Subsurface tile has benefits

PARK RIVER, N.D. -- There have been some fantastic years recently in the agriculture industry in North Dakota and throughout the United States. We have record prices, record yields and new technologies that are increasing our profitability and pr...

PARK RIVER, N.D. -- There have been some fantastic years recently in the agriculture industry in North Dakota and throughout the United States.

We have record prices, record yields and new technologies that are increasing our profitability and promoting better farming and stewardship practices. As a farmer, I am excited for the years ahead. We have hope, yet we have challenges.

North Dakota never has been more important to world food production as it is today; however, nearly two decades of unrelenting rainfall has taken its toll on our soil. Ph levels in the soil are increasing because of saturated ground, cutting yields and creating environmental issues. The need for strong and quick movement on this issue is important.

Proven practice

For more than 200 years, farmers in this country and beyond have been using subsurface tile to control excess water in the soil profile.


North Dakota farmers have been behind the curve for various reasons. The greatest has been a lack of education on the issue.

Subsurface tile utilizes a technique of placing plastic perforated pipe 3 to 4 feet under the surface of the earth in a pattern that is based on the topography of the land and other factors. The discharge pipe usually is about 8 inches in diameter with a project 100 acres or fewer. The discharge goes into a ditch or a natural waterway.

Improved soil profile

By removing excess water in times when rivers and streams are not flooding, the soil profile is open to accept more water when heavy rains and flooding occurs.

It also allows for deeper root development so plants properly can access nutrients and water. As a result, organic matter levels eventually increase in the soil. More organic matter means better plant growth, more water absorption and increased yields and profits.

Soil only is capable of so much saturation. Tiling removes only what the soil cannot hold. Nutrients such as phosphorous become "trapped" in heavily saturated soils, requiring larger application of fertilizers which, in turn, can end up in a body of water.

By removing excess water, phosphorous is more readily available to the plant and fewer fertilizer applications are required. If land is tiled and not saturated with water, nitrogen applications can be done in smaller, timelier manners to avoid large single applications, which often leach into the water.

Chemical leaching and overall soil health is vastly improved by tiling applications.


The naturally occurring bacteria and other microorganisms found in the soil benefit from added air and reduced salinity. These organisms contribute to the breakdown of harmful chemicals and beneficial organic matter, turning the soil profile into a live, healthy environment. The net result is better crop quality and less risk of ground water contamination by farm chemicals.

The impacts on spring flooding and heavy summer rains generally are opposite of what one may think. Tiling creates a "sponge effect" on the land, preparing soil to absorb waters that normally would become "runoff."
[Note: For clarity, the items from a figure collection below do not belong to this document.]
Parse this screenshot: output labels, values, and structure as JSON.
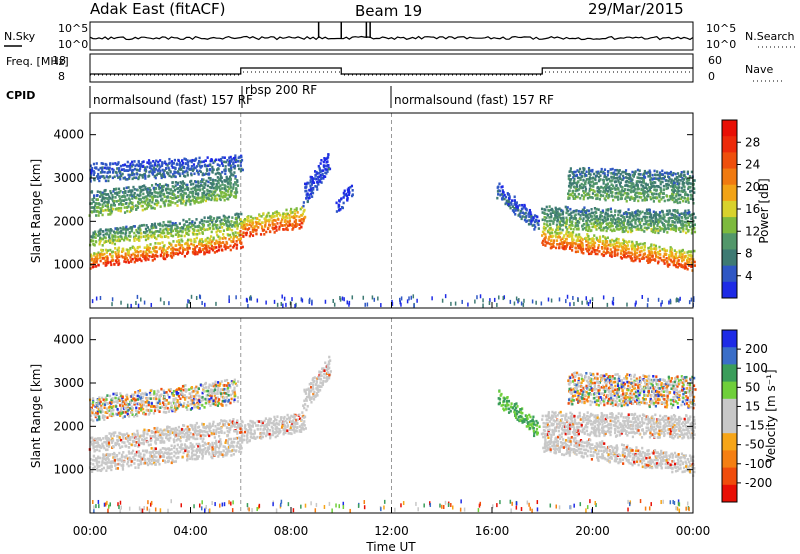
{
  "header": {
    "station": "Adak East (fitACF)",
    "beam": "Beam 19",
    "date": "29/Mar/2015"
  },
  "colors": {
    "power_scale": [
      "#1e2be6",
      "#2f57c4",
      "#3e7a73",
      "#52976a",
      "#7dba3e",
      "#d8d22c",
      "#f2a316",
      "#f07a10",
      "#ee4f0c",
      "#ec2a0a",
      "#e80f05"
    ],
    "velocity_scale": [
      "#e80f05",
      "#f04c0c",
      "#f57f12",
      "#f6a518",
      "#c8c8c8",
      "#c8c8c8",
      "#6fcf3a",
      "#3a9d5a",
      "#3a6ec8",
      "#1e2be6"
    ],
    "ground_scatter": "#c8c8c8"
  },
  "chart_data": [
    {
      "type": "line",
      "panel": "sky-noise",
      "ylabel": "N.Sky",
      "right_label": "N.Search",
      "yticks_left": [
        "10^5",
        "10^0"
      ],
      "yticks_right": [
        "10^5",
        "10^0"
      ],
      "x": [
        "00:00",
        "04:00",
        "08:00",
        "12:00",
        "16:00",
        "20:00",
        "00:00"
      ]
    },
    {
      "type": "line",
      "panel": "frequency-nave",
      "ylabel": "Freq. [MHz]",
      "right_label": "Nave",
      "yticks_left": [
        "18",
        "8"
      ],
      "yticks_right": [
        "60",
        "0"
      ],
      "freq_segments": [
        {
          "from_hr": 0.0,
          "to_hr": 6.0,
          "value": 10.5
        },
        {
          "from_hr": 6.0,
          "to_hr": 10.0,
          "value": 13.0
        },
        {
          "from_hr": 10.0,
          "to_hr": 18.0,
          "value": 10.5
        },
        {
          "from_hr": 18.0,
          "to_hr": 24.0,
          "value": 13.0
        }
      ]
    },
    {
      "type": "table",
      "panel": "cpid",
      "label": "CPID",
      "segments": [
        {
          "start_hr": 0,
          "name": "normalsound (fast) 157 RF"
        },
        {
          "start_hr": 6,
          "name": "rbsp 200 RF"
        },
        {
          "start_hr": 12,
          "name": "normalsound (fast) 157 RF"
        }
      ]
    },
    {
      "type": "heatmap",
      "panel": "power",
      "ylabel": "Slant Range [km]",
      "yticks": [
        "1000",
        "2000",
        "3000",
        "4000"
      ],
      "ylim": [
        0,
        4500
      ],
      "colorbar_label": "Power [dB]",
      "colorbar_ticks": [
        "28",
        "24",
        "20",
        "16",
        "12",
        "8",
        "4"
      ],
      "bands": [
        {
          "t0": 0.0,
          "t1": 6.0,
          "r0_start": 1000,
          "r0_end": 1450,
          "width": 380,
          "level": 0.85
        },
        {
          "t0": 0.0,
          "t1": 6.0,
          "r0_start": 1500,
          "r0_end": 1900,
          "width": 350,
          "level": 0.45
        },
        {
          "t0": 0.0,
          "t1": 5.8,
          "r0_start": 2200,
          "r0_end": 2600,
          "width": 550,
          "level": 0.4
        },
        {
          "t0": 0.0,
          "t1": 6.0,
          "r0_start": 3000,
          "r0_end": 3200,
          "width": 400,
          "level": 0.2
        },
        {
          "t0": 6.0,
          "t1": 8.5,
          "r0_start": 1700,
          "r0_end": 1950,
          "width": 450,
          "level": 0.8
        },
        {
          "t0": 8.5,
          "t1": 9.5,
          "r0_start": 2400,
          "r0_end": 3200,
          "width": 500,
          "level": 0.12
        },
        {
          "t0": 9.8,
          "t1": 10.4,
          "r0_start": 2200,
          "r0_end": 2700,
          "width": 300,
          "level": 0.08
        },
        {
          "t0": 16.2,
          "t1": 17.8,
          "r0_start": 2600,
          "r0_end": 1800,
          "width": 350,
          "level": 0.18
        },
        {
          "t0": 18.0,
          "t1": 24.0,
          "r0_start": 1500,
          "r0_end": 950,
          "width": 420,
          "level": 0.8
        },
        {
          "t0": 18.0,
          "t1": 24.0,
          "r0_start": 1900,
          "r0_end": 1800,
          "width": 500,
          "level": 0.4
        },
        {
          "t0": 19.0,
          "t1": 24.0,
          "r0_start": 2600,
          "r0_end": 2500,
          "width": 700,
          "level": 0.35
        }
      ]
    },
    {
      "type": "heatmap",
      "panel": "velocity",
      "ylabel": "Slant Range [km]",
      "yticks": [
        "1000",
        "2000",
        "3000",
        "4000"
      ],
      "ylim": [
        0,
        4500
      ],
      "xlabel": "Time UT",
      "xticks": [
        "00:00",
        "04:00",
        "08:00",
        "12:00",
        "16:00",
        "20:00",
        "00:00"
      ],
      "colorbar_label": "Velocity [m s⁻¹]",
      "colorbar_ticks": [
        "200",
        "100",
        "50",
        "15",
        "-15",
        "-50",
        "-100",
        "-200"
      ],
      "bands": [
        {
          "t0": 0.0,
          "t1": 6.0,
          "r0_start": 1000,
          "r0_end": 1450,
          "width": 380,
          "kind": "gs"
        },
        {
          "t0": 0.0,
          "t1": 6.0,
          "r0_start": 1500,
          "r0_end": 1900,
          "width": 350,
          "kind": "gs"
        },
        {
          "t0": 0.0,
          "t1": 5.8,
          "r0_start": 2200,
          "r0_end": 2600,
          "width": 550,
          "kind": "mix"
        },
        {
          "t0": 6.0,
          "t1": 8.5,
          "r0_start": 1700,
          "r0_end": 1950,
          "width": 450,
          "kind": "gs"
        },
        {
          "t0": 8.5,
          "t1": 9.5,
          "r0_start": 2400,
          "r0_end": 3200,
          "width": 500,
          "kind": "gs"
        },
        {
          "t0": 16.2,
          "t1": 17.8,
          "r0_start": 2600,
          "r0_end": 1800,
          "width": 350,
          "kind": "pos"
        },
        {
          "t0": 18.0,
          "t1": 24.0,
          "r0_start": 1500,
          "r0_end": 950,
          "width": 420,
          "kind": "gs"
        },
        {
          "t0": 18.0,
          "t1": 24.0,
          "r0_start": 1900,
          "r0_end": 1800,
          "width": 500,
          "kind": "gs"
        },
        {
          "t0": 19.0,
          "t1": 24.0,
          "r0_start": 2600,
          "r0_end": 2500,
          "width": 700,
          "kind": "mix"
        }
      ]
    }
  ]
}
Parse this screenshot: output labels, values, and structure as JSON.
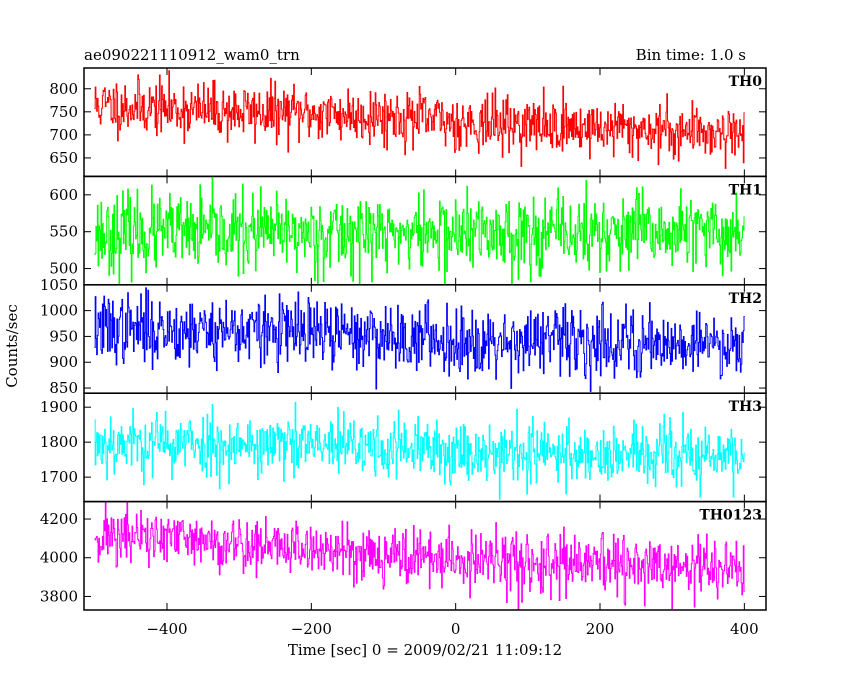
{
  "header": {
    "title": "ae090221110912_wam0_trn",
    "bin_time": "Bin time: 1.0 s"
  },
  "chart_data": {
    "type": "line",
    "title": "ae090221110912_wam0_trn",
    "subtitle": "Bin time: 1.0 s",
    "xlabel": "Time [sec] 0 = 2009/02/21 11:09:12",
    "ylabel": "Counts/sec",
    "xlim": [
      -515,
      430
    ],
    "x_start": -500,
    "x_end": 400,
    "x_step": 1,
    "xticks": [
      -400,
      -200,
      0,
      200,
      400
    ],
    "xtick_labels": [
      "−400",
      "−200",
      "0",
      "200",
      "400"
    ],
    "grid": false,
    "panels": [
      {
        "name": "TH0",
        "color": "#ff0000",
        "ylim": [
          610,
          845
        ],
        "yticks": [
          650,
          700,
          750,
          800
        ],
        "ytick_labels": [
          "650",
          "700",
          "750",
          "800"
        ],
        "trend": [
          [
            -500,
            765
          ],
          [
            -300,
            750
          ],
          [
            -100,
            742
          ],
          [
            0,
            728
          ],
          [
            200,
            715
          ],
          [
            400,
            705
          ]
        ],
        "noise_sd": 30,
        "seed": 11
      },
      {
        "name": "TH1",
        "color": "#00ff00",
        "ylim": [
          478,
          625
        ],
        "yticks": [
          500,
          550,
          600
        ],
        "ytick_labels": [
          "500",
          "550",
          "600"
        ],
        "trend": [
          [
            -500,
            548
          ],
          [
            400,
            548
          ]
        ],
        "noise_sd": 26,
        "seed": 23
      },
      {
        "name": "TH2",
        "color": "#0000ff",
        "ylim": [
          840,
          1050
        ],
        "yticks": [
          850,
          900,
          950,
          1000,
          1050
        ],
        "ytick_labels": [
          "850",
          "900",
          "950",
          "1000",
          "1050"
        ],
        "trend": [
          [
            -500,
            965
          ],
          [
            -300,
            962
          ],
          [
            -100,
            950
          ],
          [
            0,
            943
          ],
          [
            200,
            940
          ],
          [
            400,
            937
          ]
        ],
        "noise_sd": 33,
        "seed": 37
      },
      {
        "name": "TH3",
        "color": "#00ffff",
        "ylim": [
          1630,
          1940
        ],
        "yticks": [
          1700,
          1800,
          1900
        ],
        "ytick_labels": [
          "1700",
          "1800",
          "1900"
        ],
        "trend": [
          [
            -500,
            1800
          ],
          [
            -200,
            1790
          ],
          [
            0,
            1775
          ],
          [
            200,
            1765
          ],
          [
            400,
            1758
          ]
        ],
        "noise_sd": 45,
        "seed": 53
      },
      {
        "name": "TH0123",
        "color": "#ff00ff",
        "ylim": [
          3730,
          4290
        ],
        "yticks": [
          3800,
          4000,
          4200
        ],
        "ytick_labels": [
          "3800",
          "4000",
          "4200"
        ],
        "trend": [
          [
            -500,
            4120
          ],
          [
            -300,
            4070
          ],
          [
            -100,
            4020
          ],
          [
            0,
            3985
          ],
          [
            200,
            3955
          ],
          [
            400,
            3945
          ]
        ],
        "noise_sd": 75,
        "seed": 71
      }
    ]
  }
}
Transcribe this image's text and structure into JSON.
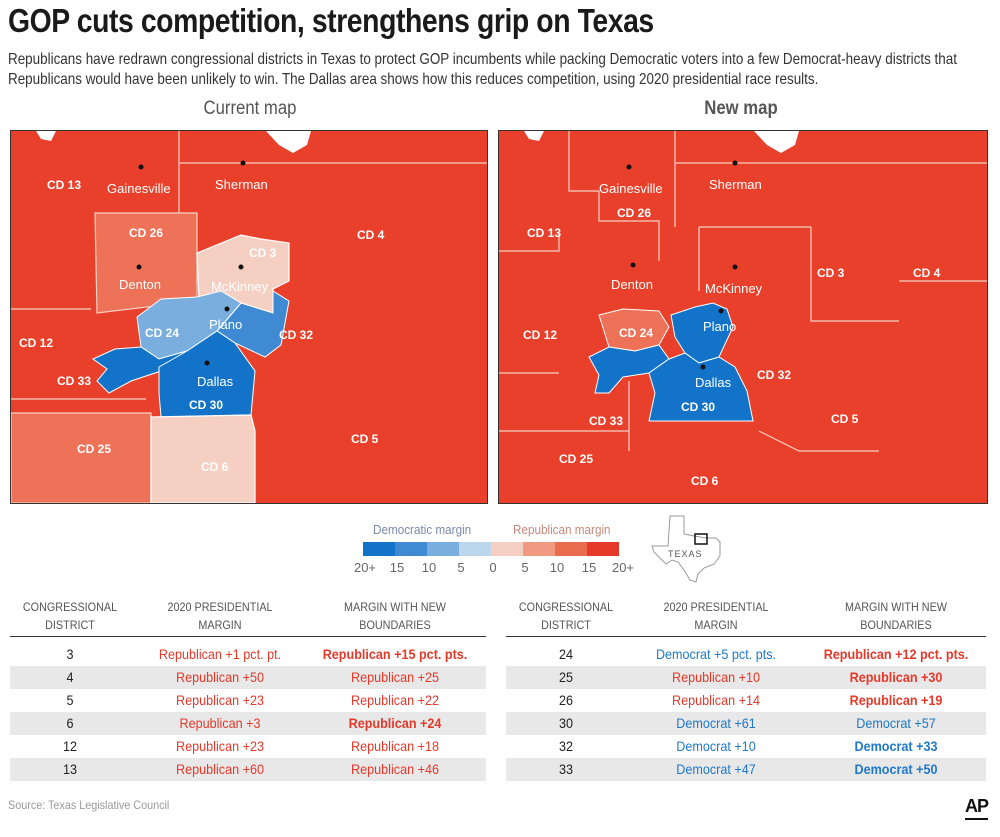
{
  "headline": "GOP cuts competition, strengthens grip on Texas",
  "dek": "Republicans have redrawn congressional districts in Texas to protect GOP incumbents while packing Democratic voters into a few Democrat-heavy districts that Republicans would have been unlikely to win. The Dallas area shows how this reduces competition, using 2020 presidential race results.",
  "maps": {
    "current": {
      "title": "Current map",
      "districts": [
        "CD 13",
        "CD 26",
        "CD 3",
        "CD 4",
        "CD 24",
        "CD 32",
        "CD 12",
        "CD 33",
        "CD 30",
        "CD 25",
        "CD 6",
        "CD 5"
      ],
      "cities": [
        "Gainesville",
        "Sherman",
        "Denton",
        "McKinney",
        "Plano",
        "Dallas"
      ]
    },
    "new": {
      "title": "New map",
      "districts": [
        "CD 26",
        "CD 13",
        "CD 3",
        "CD 4",
        "CD 12",
        "CD 24",
        "CD 32",
        "CD 33",
        "CD 30",
        "CD 25",
        "CD 5",
        "CD 6"
      ],
      "cities": [
        "Gainesville",
        "Sherman",
        "Denton",
        "McKinney",
        "Plano",
        "Dallas"
      ]
    }
  },
  "legend": {
    "dem_title": "Democratic margin",
    "rep_title": "Republican margin",
    "ticks": [
      "20+",
      "15",
      "10",
      "5",
      "0",
      "5",
      "10",
      "15",
      "20+"
    ],
    "colors": [
      "#1273c8",
      "#3f8ad2",
      "#7aaede",
      "#bcd6ee",
      "#f6cfc3",
      "#f09a82",
      "#ea6c4f",
      "#e5392a"
    ]
  },
  "inset": {
    "label": "TEXAS"
  },
  "table_headers": {
    "district": [
      "CONGRESSIONAL",
      "DISTRICT"
    ],
    "presidential": [
      "2020 PRESIDENTIAL",
      "MARGIN"
    ],
    "new_margin": [
      "MARGIN WITH NEW",
      "BOUNDARIES"
    ]
  },
  "table_left": [
    {
      "district": "3",
      "margin_2020": "Republican +1 pct. pt.",
      "new_margin": "Republican +15 pct. pts."
    },
    {
      "district": "4",
      "margin_2020": "Republican +50",
      "new_margin": "Republican +25"
    },
    {
      "district": "5",
      "margin_2020": "Republican +23",
      "new_margin": "Republican +22"
    },
    {
      "district": "6",
      "margin_2020": "Republican +3",
      "new_margin": "Republican +24"
    },
    {
      "district": "12",
      "margin_2020": "Republican +23",
      "new_margin": "Republican +18"
    },
    {
      "district": "13",
      "margin_2020": "Republican +60",
      "new_margin": "Republican +46"
    }
  ],
  "table_right": [
    {
      "district": "24",
      "margin_2020": "Democrat +5 pct. pts.",
      "new_margin": "Republican +12 pct. pts."
    },
    {
      "district": "25",
      "margin_2020": "Republican +10",
      "new_margin": "Republican +30"
    },
    {
      "district": "26",
      "margin_2020": "Republican +14",
      "new_margin": "Republican +19"
    },
    {
      "district": "30",
      "margin_2020": "Democrat +61",
      "new_margin": "Democrat +57"
    },
    {
      "district": "32",
      "margin_2020": "Democrat +10",
      "new_margin": "Democrat +33"
    },
    {
      "district": "33",
      "margin_2020": "Democrat +47",
      "new_margin": "Democrat +50"
    }
  ],
  "source": "Source: Texas Legislative Council",
  "credit": "AP"
}
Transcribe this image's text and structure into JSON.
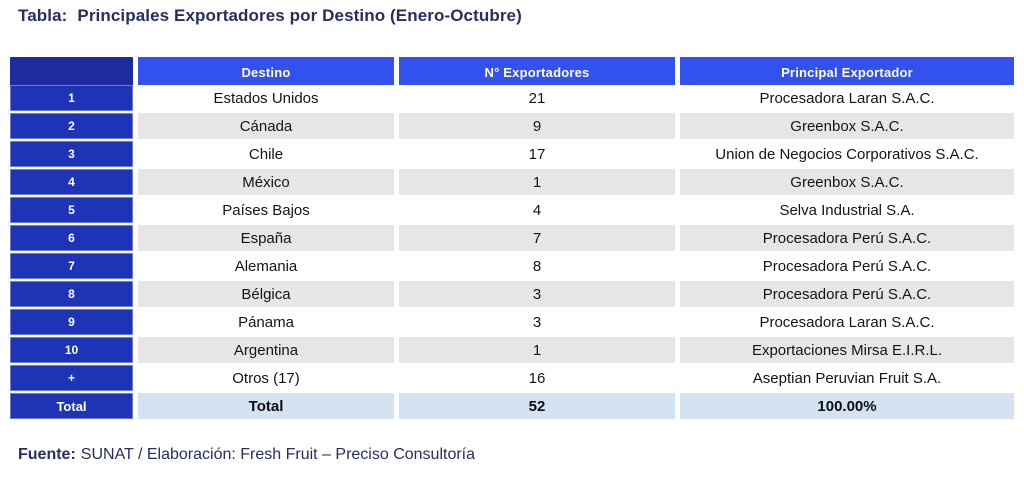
{
  "title": {
    "label": "Tabla:",
    "text": "Principales Exportadores por Destino (Enero-Octubre)"
  },
  "table": {
    "headers": [
      "",
      "Destino",
      "N° Exportadores",
      "Principal Exportador"
    ],
    "rows": [
      {
        "num": "1",
        "destino": "Estados Unidos",
        "exportadores": "21",
        "principal": "Procesadora Laran S.A.C."
      },
      {
        "num": "2",
        "destino": "Cánada",
        "exportadores": "9",
        "principal": "Greenbox S.A.C."
      },
      {
        "num": "3",
        "destino": "Chile",
        "exportadores": "17",
        "principal": "Union de Negocios Corporativos S.A.C."
      },
      {
        "num": "4",
        "destino": "México",
        "exportadores": "1",
        "principal": "Greenbox S.A.C."
      },
      {
        "num": "5",
        "destino": "Países Bajos",
        "exportadores": "4",
        "principal": "Selva Industrial S.A."
      },
      {
        "num": "6",
        "destino": "España",
        "exportadores": "7",
        "principal": "Procesadora Perú S.A.C."
      },
      {
        "num": "7",
        "destino": "Alemania",
        "exportadores": "8",
        "principal": "Procesadora Perú S.A.C."
      },
      {
        "num": "8",
        "destino": "Bélgica",
        "exportadores": "3",
        "principal": "Procesadora Perú S.A.C."
      },
      {
        "num": "9",
        "destino": "Pánama",
        "exportadores": "3",
        "principal": "Procesadora Laran S.A.C."
      },
      {
        "num": "10",
        "destino": "Argentina",
        "exportadores": "1",
        "principal": "Exportaciones Mirsa E.I.R.L."
      },
      {
        "num": "+",
        "destino": "Otros (17)",
        "exportadores": "16",
        "principal": "Aseptian Peruvian Fruit S.A."
      }
    ],
    "total_row": {
      "num": "Total",
      "destino": "Total",
      "exportadores": "52",
      "principal": "100.00%"
    }
  },
  "footer": {
    "label": "Fuente:",
    "text": "SUNAT / Elaboración: Fresh Fruit – Preciso Consultoría"
  },
  "colors": {
    "title_navy": "#272e62",
    "header_blue": "#3351ef",
    "corner_navy": "#1c2b9d",
    "index_blue": "#1e34b7",
    "stripe_gray": "#e6e6e6",
    "total_light_blue": "#d4e3f2"
  }
}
The net effect is reduced flooding. Water is drained over days and weeks as opposed to hours. During the crop season, tiled land will, in fact, reduce the gross amount of water that flows downstream. This is caused by the increased crop production because of the elimination of poor crop ground. Healthier crops use more water.

Flood relief

The possibility of avoiding large, expensive flood relief projects by utilizing tile is real. Imagine eliminating the need to place taxes on the people or lobby Washington for funds to build dikes or diversions and instead allow farmers to pay for the projects themselves. Farmers will get a tremendous profit increase and city dwellers will see the need for costly flood insurance disappear. That cost savings most certainly will help drive up local economies.

Critics should be aware that tiling is regulated by the Natural Resources Conservation Service. NRCS sets rules that prevent wetlands from being drained and the proximity that a tile line can be to a wetland or river.

The process of tiling has been cumbersome to permit in the past.

Currently, the North Dakota Legislature is pursuing legislation to address this process. The intent is to remove erroneous processes and bottlenecks and to protect landowners. There also is legislation to assist with the capitalization of tiling projects, promote the expansion of these projects and properly define the benefits of subsurface tile.


Needless to say, the Legislature is being proactive this session to advance this technology that will increase our productive edge by approximately 30 percent. That means better food supplies, better food quality, more tax revenue and a stronger economy.

The future for sustainable agriculture in the Red River Valley of eastern North Dakota and northwest Minnesota and beyond is wholly dependent upon the expanded use of subsurface tile.

Editor's Note: Miller represents District 16 in the North Dakota Senate. He farms near Fordville, N.D., with his family.